Some of Parker’s other honors included the Brotherhood Award of the National Conference of Christians and Jews, and recognition by the NAACP, and the Ministerial Alliance and the Red Bank Men’s Club.
Parker, who was born on Bank Street, is survived by his wife, Shirley Parker, and two sons, James W. Parker III, Red Bank, and Guyton W. Parker, Florida.
Born in Red Bank on April 20, 1919, Parker was the first child born to Dr. James Westley Parker Sr. and Marie Holmes Parker of Red Bank.
He attended the borough public schools and graduated from Red Bank High School where he made his mark as an outstanding student and basketball player, acquiring the nickname “Ichabod Crane,” later shortened to “Icky,” because of his height.
Parker attended Howard University, Washington, D.C., and earned acclaim as an All-Conference Center and an outstanding student until his graduation in 1944. He served an internship and medical residency in Norfolk, Va., and opened his medical practice in his hometown in 1947 at 179 Shrewsbury Ave., where he practiced until 2001.

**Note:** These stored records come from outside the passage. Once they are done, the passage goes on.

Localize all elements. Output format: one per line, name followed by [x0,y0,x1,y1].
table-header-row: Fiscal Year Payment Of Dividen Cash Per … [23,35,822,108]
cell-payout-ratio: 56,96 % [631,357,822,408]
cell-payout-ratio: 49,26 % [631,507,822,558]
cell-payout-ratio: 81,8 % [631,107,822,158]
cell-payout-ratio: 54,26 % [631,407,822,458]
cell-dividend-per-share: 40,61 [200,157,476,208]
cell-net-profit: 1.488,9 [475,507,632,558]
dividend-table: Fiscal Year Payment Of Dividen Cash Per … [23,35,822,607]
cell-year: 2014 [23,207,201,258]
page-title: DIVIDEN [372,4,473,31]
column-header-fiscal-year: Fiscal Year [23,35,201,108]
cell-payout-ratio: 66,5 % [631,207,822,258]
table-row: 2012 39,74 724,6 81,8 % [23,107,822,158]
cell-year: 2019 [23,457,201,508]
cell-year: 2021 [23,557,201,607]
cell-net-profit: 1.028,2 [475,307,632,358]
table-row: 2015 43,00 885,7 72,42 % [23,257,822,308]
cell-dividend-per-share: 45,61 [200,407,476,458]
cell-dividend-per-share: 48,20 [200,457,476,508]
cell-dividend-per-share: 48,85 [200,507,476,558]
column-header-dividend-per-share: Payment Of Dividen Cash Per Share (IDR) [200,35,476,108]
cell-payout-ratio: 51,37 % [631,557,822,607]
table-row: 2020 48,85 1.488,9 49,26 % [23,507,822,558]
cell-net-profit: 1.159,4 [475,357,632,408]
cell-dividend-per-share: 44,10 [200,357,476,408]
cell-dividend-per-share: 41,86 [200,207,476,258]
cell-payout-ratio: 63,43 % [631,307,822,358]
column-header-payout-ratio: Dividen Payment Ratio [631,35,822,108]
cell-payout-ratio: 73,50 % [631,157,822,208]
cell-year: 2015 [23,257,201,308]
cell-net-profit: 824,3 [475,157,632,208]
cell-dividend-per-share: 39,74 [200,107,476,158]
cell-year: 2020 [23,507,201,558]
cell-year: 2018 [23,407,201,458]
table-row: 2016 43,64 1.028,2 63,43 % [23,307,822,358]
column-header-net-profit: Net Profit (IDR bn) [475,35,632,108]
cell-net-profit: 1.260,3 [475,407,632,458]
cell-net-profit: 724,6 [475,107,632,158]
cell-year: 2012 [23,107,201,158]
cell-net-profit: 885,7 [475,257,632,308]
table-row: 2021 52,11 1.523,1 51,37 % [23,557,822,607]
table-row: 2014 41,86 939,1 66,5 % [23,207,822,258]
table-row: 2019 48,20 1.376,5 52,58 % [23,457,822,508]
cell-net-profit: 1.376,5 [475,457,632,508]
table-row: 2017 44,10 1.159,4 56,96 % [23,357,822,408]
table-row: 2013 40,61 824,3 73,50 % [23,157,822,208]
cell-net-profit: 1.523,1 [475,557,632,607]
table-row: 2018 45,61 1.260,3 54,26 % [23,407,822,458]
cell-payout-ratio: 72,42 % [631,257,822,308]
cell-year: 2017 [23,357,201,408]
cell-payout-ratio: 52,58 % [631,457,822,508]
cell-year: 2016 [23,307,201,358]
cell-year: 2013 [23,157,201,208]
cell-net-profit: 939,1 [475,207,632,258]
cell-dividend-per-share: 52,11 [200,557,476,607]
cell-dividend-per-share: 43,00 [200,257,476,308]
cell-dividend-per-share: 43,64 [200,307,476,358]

His medical practice was interrupted when he served as a captain in a front-line MASH Unit in the United States Army Medical Corps during the Korean War.
He was a life member of the New Jersey Medical Association and the American Medical Society. He was christened and held membership in the Shrewsbury Avenue A.M.E. Zion Church.
Parker was also founder of the Red Bank Men’s Club, a charter member and the first president of Zeta Epsilon Lambda Chapter of Alpha Phi Alpha Fraternity, and held membership in the Monmouth County Men’s Club and the New Jersey Chapter of the National Guardsmen.
He was preceded in death by his sister, Perzealia Parker Goodwin of Richmond, Virginia, and by his first wife, Alice W. Parker.